For the current analysis, the children were evaluated at age 3 with a series of cognitive and developmental tests that measured vocabulary, listening comprehension, number recall, and pattern recognition, and results were adjusted for mother’s IQ, education level, age at enrollment, postbirth average BAI (Beck Anxiety Inventory score), and child’s ethnicity, sex, and breastfeeding status.
The primary outcome showed that verbal Index scores at age 3 did not differ for children of women with epilepsy versus those for children of women without epilepsy (LS mean 102.7 versus 102.1).
Antiseizure medication exposure as evident by the maximum third trimester blood levels was not related to verbal index scores (n=265; adjusted parameter estimate, -1.9; 95% confidence interval, -6.8 to 3.1).
General conceptual ability scores also did not differ between the two groups: 105.1 for children of women with epilepsy versus 103.5 for children of healthy women.
In terms of exposure levels, the third trimester maximum observed ratio of antiseizure medication blood levels was not significantly associated with adjusted general conceptual ability scores for children of women with epilepsy; neither were monotherapies or polytherapies evaluated separately, Meador reported.
However, when the verbal index scores for the main antiepileptic drug groups were analyzed separately, exposure level to levetiracetam was the only one that was significant, with a P value of .028. But Meador again stressed that this finding should be interpreted with caution given that it is a secondary exploratory analysis without control for multiple comparisons.

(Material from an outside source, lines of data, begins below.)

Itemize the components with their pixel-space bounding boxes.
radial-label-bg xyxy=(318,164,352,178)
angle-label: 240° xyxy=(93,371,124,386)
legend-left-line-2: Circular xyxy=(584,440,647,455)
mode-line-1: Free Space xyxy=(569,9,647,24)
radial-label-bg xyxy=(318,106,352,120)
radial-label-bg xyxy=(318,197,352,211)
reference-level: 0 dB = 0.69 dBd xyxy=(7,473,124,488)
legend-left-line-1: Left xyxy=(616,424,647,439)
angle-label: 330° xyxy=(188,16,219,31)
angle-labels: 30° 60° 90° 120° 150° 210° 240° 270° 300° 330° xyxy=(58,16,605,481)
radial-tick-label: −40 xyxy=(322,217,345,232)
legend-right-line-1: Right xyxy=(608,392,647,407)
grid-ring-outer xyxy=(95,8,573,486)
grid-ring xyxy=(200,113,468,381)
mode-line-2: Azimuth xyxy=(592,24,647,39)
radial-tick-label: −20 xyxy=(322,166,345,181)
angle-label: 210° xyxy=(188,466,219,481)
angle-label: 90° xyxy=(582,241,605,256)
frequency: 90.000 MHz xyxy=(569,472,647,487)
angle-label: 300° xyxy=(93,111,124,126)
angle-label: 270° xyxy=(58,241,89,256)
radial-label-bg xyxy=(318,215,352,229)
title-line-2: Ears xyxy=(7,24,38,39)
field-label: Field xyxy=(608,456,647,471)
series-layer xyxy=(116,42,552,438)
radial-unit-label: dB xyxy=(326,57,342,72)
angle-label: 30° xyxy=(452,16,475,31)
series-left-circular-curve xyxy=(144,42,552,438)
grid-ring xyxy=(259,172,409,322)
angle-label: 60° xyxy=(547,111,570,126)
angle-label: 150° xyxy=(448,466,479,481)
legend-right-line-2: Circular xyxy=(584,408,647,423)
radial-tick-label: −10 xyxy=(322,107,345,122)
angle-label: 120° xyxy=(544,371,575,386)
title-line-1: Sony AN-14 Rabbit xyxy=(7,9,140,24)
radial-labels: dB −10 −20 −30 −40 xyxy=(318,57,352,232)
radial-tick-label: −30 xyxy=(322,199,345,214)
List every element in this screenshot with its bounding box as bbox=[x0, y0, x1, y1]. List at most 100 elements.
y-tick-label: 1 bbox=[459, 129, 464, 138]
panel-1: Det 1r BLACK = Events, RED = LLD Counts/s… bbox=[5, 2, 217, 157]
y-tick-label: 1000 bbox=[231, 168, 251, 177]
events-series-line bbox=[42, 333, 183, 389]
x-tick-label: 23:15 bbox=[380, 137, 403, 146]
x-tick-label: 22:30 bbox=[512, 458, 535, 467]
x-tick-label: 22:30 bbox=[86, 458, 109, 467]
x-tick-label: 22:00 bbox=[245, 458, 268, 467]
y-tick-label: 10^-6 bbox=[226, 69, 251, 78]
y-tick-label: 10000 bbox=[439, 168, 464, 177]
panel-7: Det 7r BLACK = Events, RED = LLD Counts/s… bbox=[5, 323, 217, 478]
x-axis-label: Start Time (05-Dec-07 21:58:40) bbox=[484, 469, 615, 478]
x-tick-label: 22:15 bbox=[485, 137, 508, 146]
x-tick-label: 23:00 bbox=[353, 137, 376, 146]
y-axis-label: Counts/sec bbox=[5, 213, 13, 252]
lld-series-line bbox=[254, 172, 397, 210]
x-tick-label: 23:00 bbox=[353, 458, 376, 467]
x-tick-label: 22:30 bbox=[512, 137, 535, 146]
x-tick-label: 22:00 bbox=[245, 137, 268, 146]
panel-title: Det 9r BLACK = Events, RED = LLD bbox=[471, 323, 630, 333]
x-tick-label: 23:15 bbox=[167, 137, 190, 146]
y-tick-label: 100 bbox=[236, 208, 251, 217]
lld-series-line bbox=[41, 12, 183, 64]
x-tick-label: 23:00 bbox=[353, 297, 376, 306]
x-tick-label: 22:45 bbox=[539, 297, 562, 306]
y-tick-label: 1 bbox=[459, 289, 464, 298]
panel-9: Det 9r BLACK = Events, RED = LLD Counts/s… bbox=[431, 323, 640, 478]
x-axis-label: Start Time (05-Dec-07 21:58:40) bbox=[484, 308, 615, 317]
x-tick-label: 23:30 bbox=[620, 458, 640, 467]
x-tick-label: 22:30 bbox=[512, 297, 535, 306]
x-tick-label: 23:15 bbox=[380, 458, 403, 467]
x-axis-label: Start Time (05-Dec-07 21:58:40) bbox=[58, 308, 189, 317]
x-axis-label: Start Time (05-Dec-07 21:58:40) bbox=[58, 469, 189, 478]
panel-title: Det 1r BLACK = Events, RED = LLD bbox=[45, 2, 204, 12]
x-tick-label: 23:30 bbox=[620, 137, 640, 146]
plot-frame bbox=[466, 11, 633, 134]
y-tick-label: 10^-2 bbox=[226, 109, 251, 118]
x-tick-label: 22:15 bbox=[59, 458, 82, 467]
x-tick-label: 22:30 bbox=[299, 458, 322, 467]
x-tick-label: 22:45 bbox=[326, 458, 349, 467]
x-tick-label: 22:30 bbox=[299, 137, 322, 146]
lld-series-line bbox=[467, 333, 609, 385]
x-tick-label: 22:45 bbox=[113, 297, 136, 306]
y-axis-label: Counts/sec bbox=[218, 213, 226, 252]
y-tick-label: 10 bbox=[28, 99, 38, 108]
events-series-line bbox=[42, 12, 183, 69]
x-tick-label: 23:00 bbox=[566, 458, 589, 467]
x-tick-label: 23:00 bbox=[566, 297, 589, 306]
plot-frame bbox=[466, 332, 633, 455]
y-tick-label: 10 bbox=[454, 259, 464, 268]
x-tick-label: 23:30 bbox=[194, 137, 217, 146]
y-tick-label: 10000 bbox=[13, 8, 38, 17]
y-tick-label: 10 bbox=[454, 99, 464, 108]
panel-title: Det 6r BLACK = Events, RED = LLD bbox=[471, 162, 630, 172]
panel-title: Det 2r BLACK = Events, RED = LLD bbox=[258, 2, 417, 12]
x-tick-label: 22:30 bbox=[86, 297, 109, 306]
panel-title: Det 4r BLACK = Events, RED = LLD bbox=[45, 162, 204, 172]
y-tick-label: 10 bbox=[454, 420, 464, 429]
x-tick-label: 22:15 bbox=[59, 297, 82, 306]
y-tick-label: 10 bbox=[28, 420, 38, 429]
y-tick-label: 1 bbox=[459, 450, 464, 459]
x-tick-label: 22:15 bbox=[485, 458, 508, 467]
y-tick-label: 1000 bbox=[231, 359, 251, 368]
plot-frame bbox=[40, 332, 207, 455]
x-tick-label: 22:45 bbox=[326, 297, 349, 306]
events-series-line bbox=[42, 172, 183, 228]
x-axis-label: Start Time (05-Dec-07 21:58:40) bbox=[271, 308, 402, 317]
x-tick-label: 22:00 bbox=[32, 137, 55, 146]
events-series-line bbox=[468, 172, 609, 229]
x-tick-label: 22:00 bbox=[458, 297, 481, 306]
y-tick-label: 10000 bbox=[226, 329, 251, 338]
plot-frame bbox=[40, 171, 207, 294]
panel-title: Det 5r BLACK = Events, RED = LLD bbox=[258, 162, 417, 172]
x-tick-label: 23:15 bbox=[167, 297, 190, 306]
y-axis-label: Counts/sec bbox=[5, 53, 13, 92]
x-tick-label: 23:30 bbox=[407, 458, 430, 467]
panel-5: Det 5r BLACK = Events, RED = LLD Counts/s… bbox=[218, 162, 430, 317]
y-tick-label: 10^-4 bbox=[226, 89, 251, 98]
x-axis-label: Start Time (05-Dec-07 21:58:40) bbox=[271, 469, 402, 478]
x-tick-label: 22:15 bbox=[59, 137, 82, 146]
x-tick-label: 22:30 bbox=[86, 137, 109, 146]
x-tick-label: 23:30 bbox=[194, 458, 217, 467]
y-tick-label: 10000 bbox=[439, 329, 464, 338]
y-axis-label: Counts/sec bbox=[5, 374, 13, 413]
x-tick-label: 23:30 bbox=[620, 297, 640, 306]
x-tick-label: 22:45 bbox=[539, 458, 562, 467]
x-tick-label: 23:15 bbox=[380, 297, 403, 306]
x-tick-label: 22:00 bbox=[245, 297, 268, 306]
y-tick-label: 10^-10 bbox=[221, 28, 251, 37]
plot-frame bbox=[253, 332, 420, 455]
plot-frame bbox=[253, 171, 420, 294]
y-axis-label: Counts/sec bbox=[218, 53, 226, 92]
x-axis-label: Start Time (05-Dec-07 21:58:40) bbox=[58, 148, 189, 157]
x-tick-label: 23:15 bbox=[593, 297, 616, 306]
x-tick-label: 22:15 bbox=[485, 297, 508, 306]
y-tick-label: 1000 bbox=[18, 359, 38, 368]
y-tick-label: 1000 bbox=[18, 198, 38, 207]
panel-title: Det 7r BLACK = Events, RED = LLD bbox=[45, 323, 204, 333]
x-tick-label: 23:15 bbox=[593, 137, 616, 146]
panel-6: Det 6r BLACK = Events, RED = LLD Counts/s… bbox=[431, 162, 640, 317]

The researchers plan to assess these children at older ages where evaluations are more sensitive to ultimate outcomes.
“Information on use in pregnancy for most antiseizure medications are still unknown, so further studies to assess risks for the newer antiseizure medications are needed,” Meador added. “Further, additional research is needed on the underlying mechanisms including genetic predispositions since teratogens act on a susceptible genotype.”
American Academy of Neurology (AAN) 2021 Annual Meeting. To be presented April 17-22, 2021.
The study was supported by the National Institutes of Health, the National Institute of Neurological Disorders and Stroke, and the Eunice Kennedy Shriver National Institute of Child Health and Human Development.